Economic and financial conditions can quickly alter trading patterns. The Mexican peso has weakened against the dollar in recent months, making some U.S. products more expensive and Brazilian chicken more attractive to some Mexican buyers.
And while U.S. sales of some crops and meat to Mexico have slowed, the country is buying more U.S. beef and eggs, USDA data for the first four months of the year show.
Still, some U.S. agriculture officials worry that the uncertainly around trade could jeopardize a market that last year bought roughly 13% of total U.S. agricultural exports, at a time American farmers are struggling with low prices. Last week, the U.S. Grains Council, a trade body focused on developing grain exports, dispatched its board of directors to Mexico to emphasize U.S. crop producers' commitment to the country.
"Certainly, we're concerned," said Tom Sleight, the group's chief executive, who has made multiple visits to Mexico since February. "There's a palpable interest on the part of Mexico -- I've heard it referred to as 'Plan B' consistently by the Mexican folks -- to reduce dependence on the U.S., in agricultural commodities, and source those elsewhere."
Concerns have arisen in the U.S. poultry sector that jousting over U.S.-Mexico trade policy could drive Mexican buyers toward Brazilian meatpackers, which have seized on a 2013 move by Mexico's government to allow duty-free poultry meat imports from that country and others. Brazilian chicken sales to Mexico have surged to 52,800 metric tons last year from 387 metric tons in 2013, according to the U.S. Poultry and Egg Export Council, and Brazil has further increased its poultry exports to Mexico this year.

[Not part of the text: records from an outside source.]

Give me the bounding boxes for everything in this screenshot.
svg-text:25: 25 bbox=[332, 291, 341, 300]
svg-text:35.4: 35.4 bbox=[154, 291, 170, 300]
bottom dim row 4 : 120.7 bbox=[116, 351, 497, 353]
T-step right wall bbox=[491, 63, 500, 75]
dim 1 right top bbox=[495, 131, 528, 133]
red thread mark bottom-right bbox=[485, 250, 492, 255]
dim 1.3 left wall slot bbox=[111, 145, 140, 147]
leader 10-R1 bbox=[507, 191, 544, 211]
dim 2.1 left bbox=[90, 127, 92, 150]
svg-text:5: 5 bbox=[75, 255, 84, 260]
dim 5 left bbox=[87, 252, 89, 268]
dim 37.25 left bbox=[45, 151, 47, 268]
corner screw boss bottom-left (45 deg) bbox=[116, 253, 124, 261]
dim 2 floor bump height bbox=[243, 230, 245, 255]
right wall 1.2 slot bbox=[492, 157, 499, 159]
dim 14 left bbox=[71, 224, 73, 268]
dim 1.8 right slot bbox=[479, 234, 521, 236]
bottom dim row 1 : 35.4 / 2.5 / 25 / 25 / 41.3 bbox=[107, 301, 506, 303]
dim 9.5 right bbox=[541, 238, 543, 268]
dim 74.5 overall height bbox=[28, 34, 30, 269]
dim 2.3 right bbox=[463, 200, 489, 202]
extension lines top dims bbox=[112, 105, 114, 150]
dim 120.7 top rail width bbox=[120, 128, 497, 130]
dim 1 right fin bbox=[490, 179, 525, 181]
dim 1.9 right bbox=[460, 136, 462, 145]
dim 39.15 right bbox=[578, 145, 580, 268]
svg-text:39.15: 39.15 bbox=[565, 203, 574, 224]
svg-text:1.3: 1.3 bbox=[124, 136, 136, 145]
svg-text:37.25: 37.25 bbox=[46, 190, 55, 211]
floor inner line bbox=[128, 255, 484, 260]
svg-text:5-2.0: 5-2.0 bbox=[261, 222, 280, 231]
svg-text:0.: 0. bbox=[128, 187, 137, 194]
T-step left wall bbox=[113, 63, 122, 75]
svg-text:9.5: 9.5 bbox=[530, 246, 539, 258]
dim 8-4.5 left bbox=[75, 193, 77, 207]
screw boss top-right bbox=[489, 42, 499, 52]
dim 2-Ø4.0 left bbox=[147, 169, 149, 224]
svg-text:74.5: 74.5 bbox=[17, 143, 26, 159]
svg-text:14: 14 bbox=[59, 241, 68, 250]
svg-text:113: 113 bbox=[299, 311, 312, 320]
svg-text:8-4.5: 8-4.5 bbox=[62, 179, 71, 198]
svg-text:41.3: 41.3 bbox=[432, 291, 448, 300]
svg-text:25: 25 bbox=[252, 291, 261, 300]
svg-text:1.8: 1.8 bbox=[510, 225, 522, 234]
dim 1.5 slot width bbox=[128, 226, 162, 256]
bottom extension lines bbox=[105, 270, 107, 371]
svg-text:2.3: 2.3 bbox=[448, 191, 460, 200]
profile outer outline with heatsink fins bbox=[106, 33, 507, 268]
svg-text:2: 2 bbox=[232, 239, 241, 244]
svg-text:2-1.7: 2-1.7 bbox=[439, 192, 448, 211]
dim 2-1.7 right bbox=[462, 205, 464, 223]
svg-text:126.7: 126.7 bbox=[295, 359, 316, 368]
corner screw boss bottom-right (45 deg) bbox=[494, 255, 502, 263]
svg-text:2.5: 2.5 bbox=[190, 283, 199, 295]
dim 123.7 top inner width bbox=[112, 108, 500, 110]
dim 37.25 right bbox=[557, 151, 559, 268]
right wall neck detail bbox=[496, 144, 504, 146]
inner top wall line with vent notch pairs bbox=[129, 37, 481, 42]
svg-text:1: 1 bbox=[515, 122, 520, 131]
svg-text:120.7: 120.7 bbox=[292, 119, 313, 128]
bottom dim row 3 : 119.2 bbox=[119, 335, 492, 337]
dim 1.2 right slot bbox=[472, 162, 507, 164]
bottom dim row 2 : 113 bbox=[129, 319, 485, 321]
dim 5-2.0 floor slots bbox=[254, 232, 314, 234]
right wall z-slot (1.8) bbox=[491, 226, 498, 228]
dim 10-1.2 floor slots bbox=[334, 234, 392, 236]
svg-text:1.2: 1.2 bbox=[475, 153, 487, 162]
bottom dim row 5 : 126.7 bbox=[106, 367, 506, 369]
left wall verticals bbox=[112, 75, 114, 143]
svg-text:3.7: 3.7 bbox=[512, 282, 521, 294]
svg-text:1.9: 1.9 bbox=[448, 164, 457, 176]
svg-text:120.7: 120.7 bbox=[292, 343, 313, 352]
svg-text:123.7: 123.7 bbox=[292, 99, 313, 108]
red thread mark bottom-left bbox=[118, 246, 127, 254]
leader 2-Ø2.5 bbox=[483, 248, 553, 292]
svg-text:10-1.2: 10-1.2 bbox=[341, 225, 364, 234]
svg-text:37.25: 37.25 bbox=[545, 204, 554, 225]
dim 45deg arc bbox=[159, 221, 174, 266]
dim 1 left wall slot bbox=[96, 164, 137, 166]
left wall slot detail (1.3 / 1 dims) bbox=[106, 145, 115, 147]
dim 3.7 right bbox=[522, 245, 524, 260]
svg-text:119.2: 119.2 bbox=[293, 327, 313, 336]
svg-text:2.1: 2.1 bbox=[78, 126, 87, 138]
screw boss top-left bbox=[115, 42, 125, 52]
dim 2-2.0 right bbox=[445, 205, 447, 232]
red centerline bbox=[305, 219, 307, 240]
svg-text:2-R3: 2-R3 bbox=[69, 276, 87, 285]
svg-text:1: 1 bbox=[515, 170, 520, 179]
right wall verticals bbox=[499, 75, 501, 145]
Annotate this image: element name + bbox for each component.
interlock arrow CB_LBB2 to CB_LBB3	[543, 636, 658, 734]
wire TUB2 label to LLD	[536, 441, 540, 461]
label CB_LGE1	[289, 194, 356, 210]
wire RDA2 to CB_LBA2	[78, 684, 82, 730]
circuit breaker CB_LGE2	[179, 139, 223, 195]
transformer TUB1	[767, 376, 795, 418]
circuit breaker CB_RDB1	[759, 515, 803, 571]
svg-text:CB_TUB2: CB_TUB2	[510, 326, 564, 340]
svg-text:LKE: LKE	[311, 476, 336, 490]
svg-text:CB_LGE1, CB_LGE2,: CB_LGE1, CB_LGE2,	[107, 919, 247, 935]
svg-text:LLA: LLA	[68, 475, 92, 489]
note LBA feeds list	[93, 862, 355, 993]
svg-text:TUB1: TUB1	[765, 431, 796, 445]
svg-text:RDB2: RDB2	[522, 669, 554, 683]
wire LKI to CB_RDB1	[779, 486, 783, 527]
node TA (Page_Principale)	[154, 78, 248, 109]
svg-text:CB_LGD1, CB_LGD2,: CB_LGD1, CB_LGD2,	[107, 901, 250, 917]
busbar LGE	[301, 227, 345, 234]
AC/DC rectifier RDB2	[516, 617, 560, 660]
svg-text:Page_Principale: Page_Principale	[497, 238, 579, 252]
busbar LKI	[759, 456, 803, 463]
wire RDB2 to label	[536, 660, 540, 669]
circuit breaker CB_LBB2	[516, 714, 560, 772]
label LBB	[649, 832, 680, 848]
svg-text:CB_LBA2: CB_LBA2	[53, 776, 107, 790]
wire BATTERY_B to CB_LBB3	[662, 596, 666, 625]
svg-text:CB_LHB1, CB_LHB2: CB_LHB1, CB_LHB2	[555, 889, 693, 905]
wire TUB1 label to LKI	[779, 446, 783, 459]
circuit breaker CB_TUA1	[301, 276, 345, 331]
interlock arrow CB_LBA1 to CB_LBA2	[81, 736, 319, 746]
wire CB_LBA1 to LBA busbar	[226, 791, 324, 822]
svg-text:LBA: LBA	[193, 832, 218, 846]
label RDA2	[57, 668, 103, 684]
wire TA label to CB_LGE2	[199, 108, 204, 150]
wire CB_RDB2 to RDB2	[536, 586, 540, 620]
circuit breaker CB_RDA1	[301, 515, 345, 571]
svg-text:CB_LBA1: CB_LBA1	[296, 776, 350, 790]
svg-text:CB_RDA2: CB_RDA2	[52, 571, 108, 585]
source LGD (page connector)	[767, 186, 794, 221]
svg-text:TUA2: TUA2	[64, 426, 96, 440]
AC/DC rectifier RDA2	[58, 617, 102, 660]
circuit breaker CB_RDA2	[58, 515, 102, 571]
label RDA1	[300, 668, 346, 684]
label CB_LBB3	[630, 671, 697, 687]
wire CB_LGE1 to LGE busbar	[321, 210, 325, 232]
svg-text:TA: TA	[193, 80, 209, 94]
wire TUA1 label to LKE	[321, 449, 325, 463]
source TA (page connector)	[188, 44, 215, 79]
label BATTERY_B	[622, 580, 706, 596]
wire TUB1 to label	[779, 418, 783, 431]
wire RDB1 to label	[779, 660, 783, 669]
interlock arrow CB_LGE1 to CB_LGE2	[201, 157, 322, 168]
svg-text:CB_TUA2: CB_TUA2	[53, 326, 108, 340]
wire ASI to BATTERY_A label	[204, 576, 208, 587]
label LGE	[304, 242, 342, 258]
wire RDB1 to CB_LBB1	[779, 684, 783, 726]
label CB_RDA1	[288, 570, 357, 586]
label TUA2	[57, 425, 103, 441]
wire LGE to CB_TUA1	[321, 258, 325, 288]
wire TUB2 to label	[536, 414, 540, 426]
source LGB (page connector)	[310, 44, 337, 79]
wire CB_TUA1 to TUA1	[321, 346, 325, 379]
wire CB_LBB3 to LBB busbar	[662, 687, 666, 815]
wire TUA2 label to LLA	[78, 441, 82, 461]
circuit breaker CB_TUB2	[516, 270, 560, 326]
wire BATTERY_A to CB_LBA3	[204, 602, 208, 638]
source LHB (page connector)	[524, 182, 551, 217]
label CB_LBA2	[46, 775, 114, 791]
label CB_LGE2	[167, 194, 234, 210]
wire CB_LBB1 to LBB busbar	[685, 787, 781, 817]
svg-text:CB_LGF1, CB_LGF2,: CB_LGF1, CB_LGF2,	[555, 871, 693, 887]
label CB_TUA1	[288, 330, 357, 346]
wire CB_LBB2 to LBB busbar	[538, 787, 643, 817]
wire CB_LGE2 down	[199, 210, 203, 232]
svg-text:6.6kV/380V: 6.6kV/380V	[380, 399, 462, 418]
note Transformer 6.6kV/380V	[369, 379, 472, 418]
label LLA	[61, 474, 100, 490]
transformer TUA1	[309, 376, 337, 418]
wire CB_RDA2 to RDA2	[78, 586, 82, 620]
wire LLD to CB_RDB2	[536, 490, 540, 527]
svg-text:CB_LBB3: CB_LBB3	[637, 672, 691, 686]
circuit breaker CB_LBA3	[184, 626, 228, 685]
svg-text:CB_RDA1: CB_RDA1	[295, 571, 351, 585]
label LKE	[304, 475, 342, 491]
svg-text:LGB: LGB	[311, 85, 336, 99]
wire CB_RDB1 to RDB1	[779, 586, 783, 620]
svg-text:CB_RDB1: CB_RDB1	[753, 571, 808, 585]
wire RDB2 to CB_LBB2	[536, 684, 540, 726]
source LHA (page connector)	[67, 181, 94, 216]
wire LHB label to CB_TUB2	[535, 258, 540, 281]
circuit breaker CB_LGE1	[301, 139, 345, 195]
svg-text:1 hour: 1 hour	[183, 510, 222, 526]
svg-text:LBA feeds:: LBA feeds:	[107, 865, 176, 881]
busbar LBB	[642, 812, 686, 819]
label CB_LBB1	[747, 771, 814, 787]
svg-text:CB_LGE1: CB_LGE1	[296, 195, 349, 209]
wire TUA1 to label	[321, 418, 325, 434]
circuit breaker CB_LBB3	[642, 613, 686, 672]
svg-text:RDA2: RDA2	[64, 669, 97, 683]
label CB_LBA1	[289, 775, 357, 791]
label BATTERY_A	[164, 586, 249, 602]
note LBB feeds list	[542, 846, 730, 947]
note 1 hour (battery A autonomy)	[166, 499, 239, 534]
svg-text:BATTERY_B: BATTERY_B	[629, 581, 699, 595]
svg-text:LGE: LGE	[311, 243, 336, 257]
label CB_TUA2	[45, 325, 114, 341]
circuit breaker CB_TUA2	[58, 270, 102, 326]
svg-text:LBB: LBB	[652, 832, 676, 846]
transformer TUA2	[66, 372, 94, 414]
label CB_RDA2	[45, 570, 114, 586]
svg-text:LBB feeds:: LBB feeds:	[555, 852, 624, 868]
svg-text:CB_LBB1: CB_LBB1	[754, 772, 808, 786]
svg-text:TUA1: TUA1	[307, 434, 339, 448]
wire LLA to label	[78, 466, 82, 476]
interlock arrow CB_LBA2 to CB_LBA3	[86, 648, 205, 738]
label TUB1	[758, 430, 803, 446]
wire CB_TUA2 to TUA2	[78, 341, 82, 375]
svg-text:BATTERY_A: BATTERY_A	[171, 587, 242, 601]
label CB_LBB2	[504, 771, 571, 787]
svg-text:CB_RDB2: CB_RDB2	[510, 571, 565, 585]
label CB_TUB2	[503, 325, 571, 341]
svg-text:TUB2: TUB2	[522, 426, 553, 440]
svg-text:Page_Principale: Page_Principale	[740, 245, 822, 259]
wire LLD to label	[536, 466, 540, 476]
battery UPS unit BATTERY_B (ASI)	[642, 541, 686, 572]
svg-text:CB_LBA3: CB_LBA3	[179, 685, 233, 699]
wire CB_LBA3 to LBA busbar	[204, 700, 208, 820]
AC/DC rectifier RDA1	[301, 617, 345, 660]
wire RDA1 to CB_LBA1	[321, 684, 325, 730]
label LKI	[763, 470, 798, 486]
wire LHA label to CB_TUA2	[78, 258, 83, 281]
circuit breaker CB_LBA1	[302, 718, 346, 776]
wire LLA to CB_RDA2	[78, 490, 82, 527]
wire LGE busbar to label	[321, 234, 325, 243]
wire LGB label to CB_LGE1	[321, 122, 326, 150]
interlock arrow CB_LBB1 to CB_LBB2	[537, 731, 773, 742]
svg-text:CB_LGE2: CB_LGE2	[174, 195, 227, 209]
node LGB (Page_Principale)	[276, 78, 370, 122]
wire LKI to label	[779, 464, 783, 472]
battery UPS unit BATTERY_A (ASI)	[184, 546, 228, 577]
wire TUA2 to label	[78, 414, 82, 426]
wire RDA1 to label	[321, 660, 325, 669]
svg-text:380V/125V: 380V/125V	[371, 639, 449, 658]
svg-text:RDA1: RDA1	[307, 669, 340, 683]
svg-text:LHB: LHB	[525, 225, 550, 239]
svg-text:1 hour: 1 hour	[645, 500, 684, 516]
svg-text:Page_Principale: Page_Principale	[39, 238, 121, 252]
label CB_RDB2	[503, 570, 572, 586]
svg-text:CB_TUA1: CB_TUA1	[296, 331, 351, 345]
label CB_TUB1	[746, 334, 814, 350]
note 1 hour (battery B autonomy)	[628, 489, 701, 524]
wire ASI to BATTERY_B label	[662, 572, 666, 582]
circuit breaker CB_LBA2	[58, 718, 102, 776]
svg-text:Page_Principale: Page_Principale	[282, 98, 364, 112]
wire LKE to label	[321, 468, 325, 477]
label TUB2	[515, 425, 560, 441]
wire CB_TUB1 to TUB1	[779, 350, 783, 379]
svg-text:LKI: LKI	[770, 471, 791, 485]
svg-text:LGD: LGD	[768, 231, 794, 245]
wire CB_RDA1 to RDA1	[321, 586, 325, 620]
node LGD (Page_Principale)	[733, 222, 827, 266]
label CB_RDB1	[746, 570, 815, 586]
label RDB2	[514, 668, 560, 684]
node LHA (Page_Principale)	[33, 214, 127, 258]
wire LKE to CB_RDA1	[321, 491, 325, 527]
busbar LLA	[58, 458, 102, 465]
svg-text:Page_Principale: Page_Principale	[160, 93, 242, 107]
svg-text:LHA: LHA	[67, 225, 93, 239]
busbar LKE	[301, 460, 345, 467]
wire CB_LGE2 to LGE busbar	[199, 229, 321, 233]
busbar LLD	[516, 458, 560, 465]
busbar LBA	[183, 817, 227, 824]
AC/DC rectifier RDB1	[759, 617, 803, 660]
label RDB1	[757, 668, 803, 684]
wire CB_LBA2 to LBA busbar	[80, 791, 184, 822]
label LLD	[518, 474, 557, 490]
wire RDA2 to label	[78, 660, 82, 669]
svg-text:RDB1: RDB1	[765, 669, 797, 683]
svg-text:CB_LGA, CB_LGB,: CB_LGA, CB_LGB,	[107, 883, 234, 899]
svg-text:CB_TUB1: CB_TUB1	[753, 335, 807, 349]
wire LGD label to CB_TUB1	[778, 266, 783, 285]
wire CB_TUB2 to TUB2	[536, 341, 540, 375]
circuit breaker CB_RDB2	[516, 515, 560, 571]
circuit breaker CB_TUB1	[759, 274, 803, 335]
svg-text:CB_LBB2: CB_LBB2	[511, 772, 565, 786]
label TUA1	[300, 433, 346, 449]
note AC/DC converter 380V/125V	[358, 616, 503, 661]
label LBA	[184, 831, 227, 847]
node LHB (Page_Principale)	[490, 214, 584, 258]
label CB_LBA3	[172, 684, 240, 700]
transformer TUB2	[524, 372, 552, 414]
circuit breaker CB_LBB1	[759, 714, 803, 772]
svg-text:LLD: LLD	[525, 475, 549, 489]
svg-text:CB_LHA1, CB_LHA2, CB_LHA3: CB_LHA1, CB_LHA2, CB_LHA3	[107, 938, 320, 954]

"They're trying to send a message to the [poultry] producers in the U.S.," said Jeremy Scott, analyst with Mizuho Securities USA LLC. But due to its proximity, he said, "the lowest-cost chicken for Mexico is always going to be in the U.S."
Mr. Sleight of the U.S. Grains Council also said Mexican cattle ranchers and hog farmers may be placing fewer long-term orders for U.S. grain partly because ample supplies mean that prices aren't likely to jump significantly. Yet a shift toward short-term buying also reflects Mexican purchasers' uncertainty around trade relations with the U.S. ahead of the Nafta renegotiation, he said.
"There's some anxiety on all sides," the USDA's Mr. Perdue said in a press briefing last week. But he added that Mexico's outreach to South American suppliers may be "a negotiation strategy to let the United States know there are other alternatives."
U.S. farmers and agribusinesses still have the capability to quickly deliver grain and meat to Mexico at cheap rates and that could be hard for South American competitors, which rely on oceangoing vessels, to replicate. "Nobody can do it better, nobody can do it safer, and nobody can do it more logistically friendly than the U.S., and Mexico knows that," said Mr. Perdue.
Mexico's Mr. Urteaga said that last month's visit to Brazil and Argentina showed that those countries' grain can compete on price with U.S. crops. A 25,000-ton shipment of Argentine wheat booked on that trip is due to arrive on Mexico's shores within the next two months, he said.
Mexico values its close ties to the U.S. on food trade, and doesn't want to abandon those, Mr. Urteaga said. "But it is true, there is also some sense of wariness when all these companies hear or read in the media that the Nafta trade talks may not go the way everybody is expecting."